Prince Books’ Holly Wielkoszewski writes on the devaluation of books, the price war between Amazon.com and Walmart from which it sprang, and why it really matters.
What’s the best book you’ve read lately?
Did you gobble up Dan Brown’s latest, or maybe Katherine Stockett’s The Help? Maybe you chose a new book by an old favorite like Stephen King, or a newcomer on the literary scene like Nami Mun, shortlisted for this year’s Orange Prize for new authors.
Regardless of your choice, you selected from diverse titles, by authors both untested and acclaimed, and hopefully enjoyed the way you were temporarily transported by the story. You read for many reasons: to learn, to laugh, to escape, to relax. And you, the reader, are supported in your reading choices by an extensive industry, ranging from the writer scribbling in her favorite coffeeshop, to the publisher taking a chance on an unknown, through numerous supplier steps, and finally to you via your favorite bookstore.
How would it impact you if a link in this chain were to break?
Recently, one of the links has begun to crumble. In October, Amazon.com and Walmart began a so-called “price war,” selling 10 titles by perennial bestsellers such as Stephen King and Michael Crichton for under $10. Why is this a problem, you might ask? If you can put your hands on King’s Under the Dome at under a penny a page, isn’t that a win?
Well in the short run, and for your pocketbook, the answer is likely yes. But in the long term, this type of devaluation of books, and the creative process that inspires them, threatens to undermine the variety of the industry, and ultimately, the books that you can choose to read.

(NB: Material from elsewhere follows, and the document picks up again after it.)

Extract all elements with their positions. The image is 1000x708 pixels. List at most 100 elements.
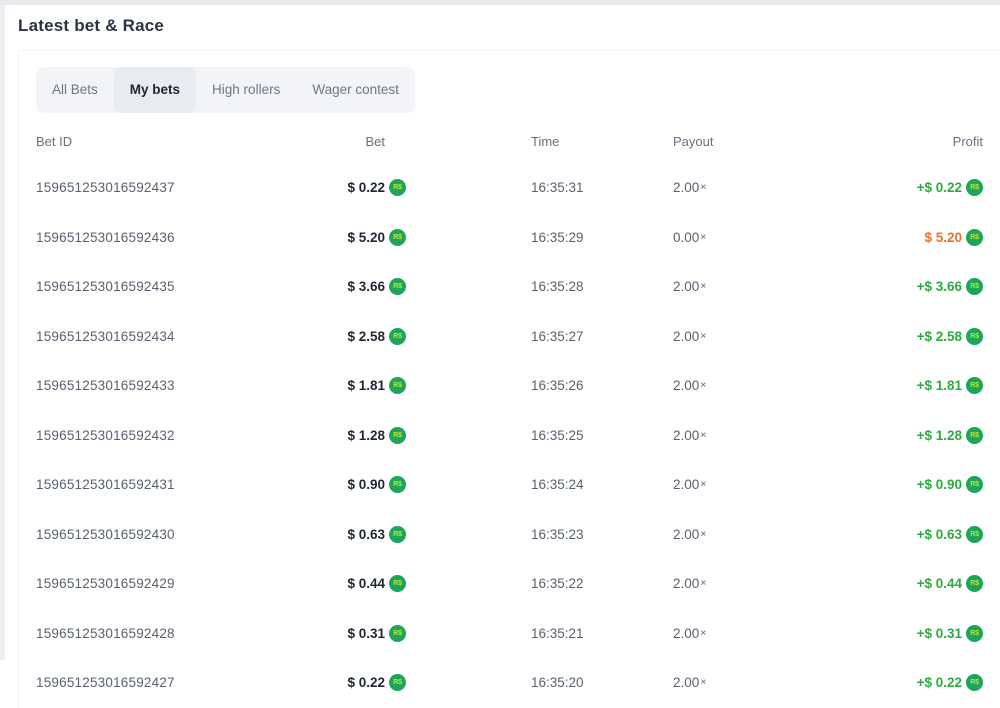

Publishing is an industry that is broad in scope. This very breadth allows the industry to depend on the sales of its big hitters and, in doing so, take risks on new writers, more obscure subjects, and controversial titles. But in recent years, the shift in influence has moved away from established publishing houses and towards large commercial entities like Walmart, Amazon, and Barnes & Noble, who collectively now share approximately 75% of the booksales market. These companies frequently sell books at a loss, offsetting the financial impact via sales of other products, or depend on big name books to sell at a volume sufficient to offset other losses.
It is certainly within the purview of a business to determine its own profit/loss ratio. But this behavior cannot persist indefinitely without severely impacting what gets published and set out on shelves. The possible impact is twofold: reducing the actual number of books published by new authors; and reducing the availability of controversial or questionable books at all.
As former Random House CEO Peter Olsen explained earlier this year, in the first case, publishers are likely to “continue to overbid for potential bestsellers…This means bad news for other writers, as the willingness of publishers to invest time and money in developing new projects and of retailers to risk stockpiling unknown authors may drop precipitously.” As publishing houses must devote more and more of their revenue to treading water, possible gems will go overlooked, at the reading public’s loss.
In the second case, the consolidation of publishing control in a few hands threatens censorship by proxy. Some retailers are beginning to publish books themselves in order to remove a step in the cost chain. In theory, this delivers less expensive books to the buyer. However, it also gives much more control over what you purchase and read to the company who sells your books. If Walmart takes over as one of the largest publishers and booksellers, what will happen to books they deem inappropriate or incompatible with their values, such as recent books by comedians Jon Stewart and George Carlin?
We don’t yet know what the future of the bookselling industry will be. Between electronic readers, e-books and price wars, it’s clear that the next decade will redefine how, where, and what we read. Don’t let your voice be silent. Here’s how you can fight against silent censorship:
- Get involved in your local literary community. Find an independent bookstore (www.indiebound.org is a great tool). Talk to your bookseller or staff – they have their fingers on the pulse of what people want to read, as well as what’s coming soon from the publishers. Go to author signings. Read. Ask questions.
- Support publisher independence and fair pricing standards. The American Booksellers Association has asked the US Department of Justice to investigate the Price Wars, arguing that it constitutes illegal predatory pricing. Write to your congressman to ask them to support an investigation.
- Exercise your right to choose – choose indie.